Updated for 2026 Syllabus Detailed Explanations High-Yield Core Concepts

Bank Promotion Exam Guide

Banking Awareness | Banking Knowledge | for all Bank Exams

Module: General Practice

Q67: Consider the following account holding patterns to determine insurance coverage limits:

Account A is held by "Mr. X and Mr. Y" (Jointly).




Account B is held by "Mr. X, Mr. Y, and Mr. Z" (Jointly).




Account C is held by "Mr. Y and Mr. X" (Jointly, names reversed).

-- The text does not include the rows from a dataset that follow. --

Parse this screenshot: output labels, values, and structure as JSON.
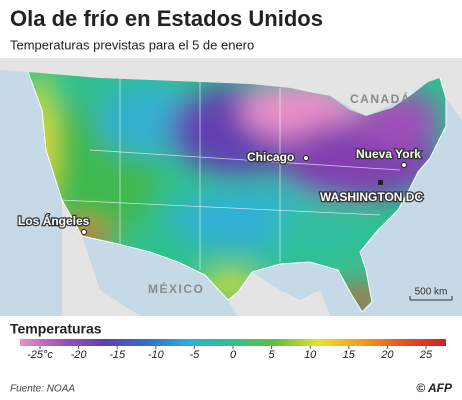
{
  "header": {
    "title": "Ola de frío en Estados Unidos",
    "subtitle": "Temperaturas previstas para el 5 de enero"
  },
  "map": {
    "countries": [
      "CANADÁ",
      "MÉXICO"
    ],
    "cities": [
      "Chicago",
      "Nueva York",
      "WASHINGTON DC",
      "Los Ángeles"
    ],
    "scale_bar": "500 km"
  },
  "legend": {
    "title": "Temperaturas",
    "ticks": [
      {
        "value": -25,
        "label": "-25°c"
      },
      -20,
      -15,
      -10,
      -5,
      0,
      5,
      10,
      15,
      20,
      25
    ],
    "colors": [
      "#e890c8",
      "#a050b8",
      "#6040b0",
      "#3070d0",
      "#30b0d8",
      "#30c090",
      "#60c040",
      "#e8e030",
      "#f0a020",
      "#e85020",
      "#d02020"
    ]
  },
  "footer": {
    "source": "Fuente: NOAA",
    "credit": "© AFP"
  }
}
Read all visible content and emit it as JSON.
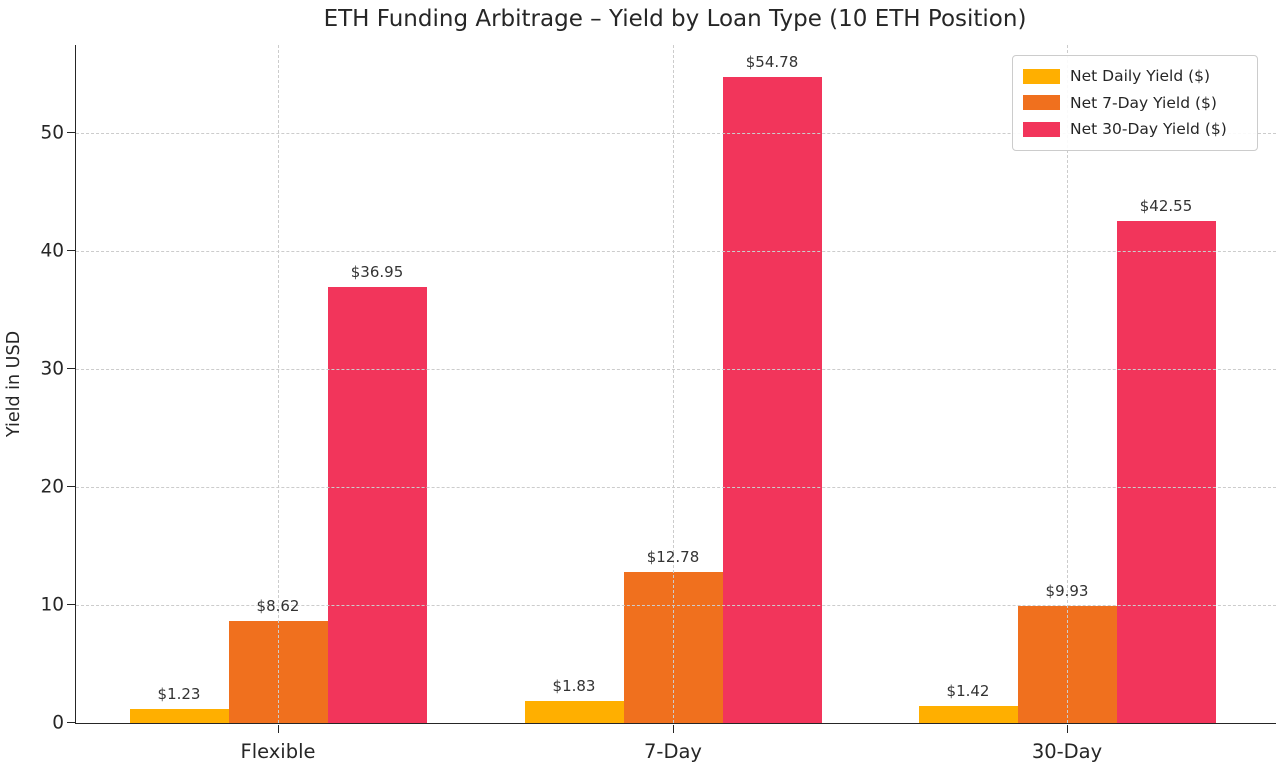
{
  "title": "ETH Funding Arbitrage – Yield by Loan Type (10 ETH Position)",
  "chart_data": {
    "type": "bar",
    "title": "ETH Funding Arbitrage – Yield by Loan Type (10 ETH Position)",
    "xlabel": "",
    "ylabel": "Yield in USD",
    "categories": [
      "Flexible",
      "7-Day",
      "30-Day"
    ],
    "series": [
      {
        "name": "Net Daily Yield ($)",
        "color": "#FFAF00",
        "values": [
          1.23,
          1.83,
          1.42
        ],
        "labels": [
          "$1.23",
          "$1.83",
          "$1.42"
        ]
      },
      {
        "name": "Net 7-Day Yield ($)",
        "color": "#F0701E",
        "values": [
          8.62,
          12.78,
          9.93
        ],
        "labels": [
          "$8.62",
          "$12.78",
          "$9.93"
        ]
      },
      {
        "name": "Net 30-Day Yield ($)",
        "color": "#F2355B",
        "values": [
          36.95,
          54.78,
          42.55
        ],
        "labels": [
          "$36.95",
          "$54.78",
          "$42.55"
        ]
      }
    ],
    "ylim": [
      0,
      57.5
    ],
    "yticks": [
      0,
      10,
      20,
      30,
      40,
      50
    ],
    "grid": "dashed, both axes, drawn above bars",
    "grid_color": "#cccccc",
    "legend_position": "upper right",
    "background_color": "#ffffff",
    "text_color": "#262626"
  }
}
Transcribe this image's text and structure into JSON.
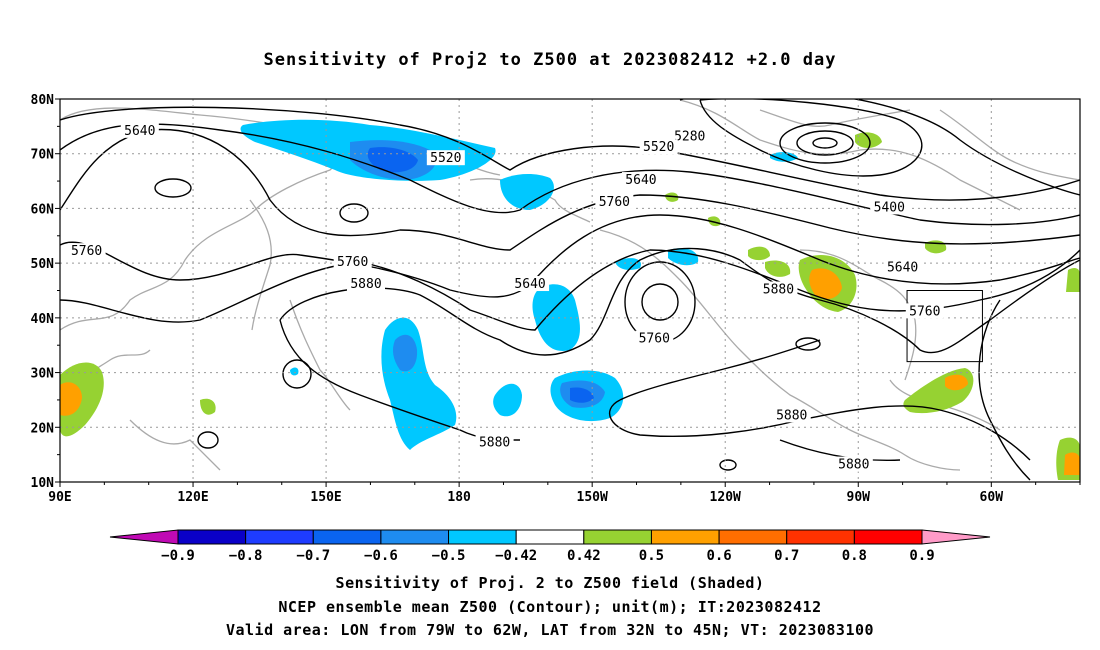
{
  "title": "Sensitivity of Proj2 to Z500 at 2023082412 +2.0 day",
  "map": {
    "lat_labels": [
      "80N",
      "70N",
      "60N",
      "50N",
      "40N",
      "30N",
      "20N",
      "10N"
    ],
    "lon_labels": [
      "90E",
      "120E",
      "150E",
      "180",
      "150W",
      "120W",
      "90W",
      "60W"
    ],
    "contour_labels": [
      {
        "text": "5280",
        "lon": 232,
        "lat": 73
      },
      {
        "text": "5400",
        "lon": 277,
        "lat": 60
      },
      {
        "text": "5520",
        "lon": 177,
        "lat": 69
      },
      {
        "text": "5520",
        "lon": 225,
        "lat": 71
      },
      {
        "text": "5640",
        "lon": 108,
        "lat": 74
      },
      {
        "text": "5640",
        "lon": 221,
        "lat": 65
      },
      {
        "text": "5640",
        "lon": 196,
        "lat": 46
      },
      {
        "text": "5640",
        "lon": 280,
        "lat": 49
      },
      {
        "text": "5760",
        "lon": 96,
        "lat": 52
      },
      {
        "text": "5760",
        "lon": 156,
        "lat": 50
      },
      {
        "text": "5760",
        "lon": 215,
        "lat": 61
      },
      {
        "text": "5760",
        "lon": 224,
        "lat": 36
      },
      {
        "text": "5760",
        "lon": 285,
        "lat": 41
      },
      {
        "text": "5880",
        "lon": 159,
        "lat": 46
      },
      {
        "text": "5880",
        "lon": 252,
        "lat": 45
      },
      {
        "text": "5880",
        "lon": 188,
        "lat": 17
      },
      {
        "text": "5880",
        "lon": 255,
        "lat": 22
      },
      {
        "text": "5880",
        "lon": 269,
        "lat": 13
      }
    ],
    "valid_box": {
      "lon_min": 281,
      "lon_max": 298,
      "lat_min": 32,
      "lat_max": 45
    }
  },
  "colorbar": {
    "labels": [
      "-0.9",
      "-0.8",
      "-0.7",
      "-0.6",
      "-0.5",
      "-0.42",
      "0.42",
      "0.5",
      "0.6",
      "0.7",
      "0.8",
      "0.9"
    ],
    "colors": [
      "#c00ab4",
      "#0a00c8",
      "#1e3cff",
      "#0a64f0",
      "#1e8cf0",
      "#00c8ff",
      "#ffffff",
      "#96d232",
      "#ffa000",
      "#ff6e00",
      "#ff3200",
      "#ff0000",
      "#ff9bc8"
    ]
  },
  "caption": {
    "line1": "Sensitivity of Proj. 2 to Z500 field (Shaded)",
    "line2": "NCEP ensemble mean Z500 (Contour); unit(m); IT:2023082412",
    "line3": "Valid area: LON from 79W to 62W, LAT from 32N to 45N; VT: 2023083100"
  }
}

How many separate insurance limits of Rupees 5 Lakh are applicable here?
A
Only 1 limit (All involve X and Y).
B
2 limits (Account A and C are considered the same; B is different).
C
3 limits (All three are treated as separate capacities).
D
1 limit per person (Total coverage is split by holder).
✅ Correct Answer: C
3 separate limits are applicable.
The rule of Distinct Ownership Groups applies here.
The Rule: A joint account's "capacity" is determined by the exact combination and order of names.
Account A (X and Y): This is Unique Group 1. It gets a Rupees 5 Lakh limit.
Account B (X, Y, and Z): This is Unique Group 2 (The presence of Z makes it distinct). It gets a separate Rupees 5 Lakh limit.
Account C (Y and X): This is Unique Group 3 (The order of names is different; The first holder is Y, not X). Under DICGC rules, a change in the order of names constitutes a different capacity.
It gets a separate Rupees 5 Lakh limit.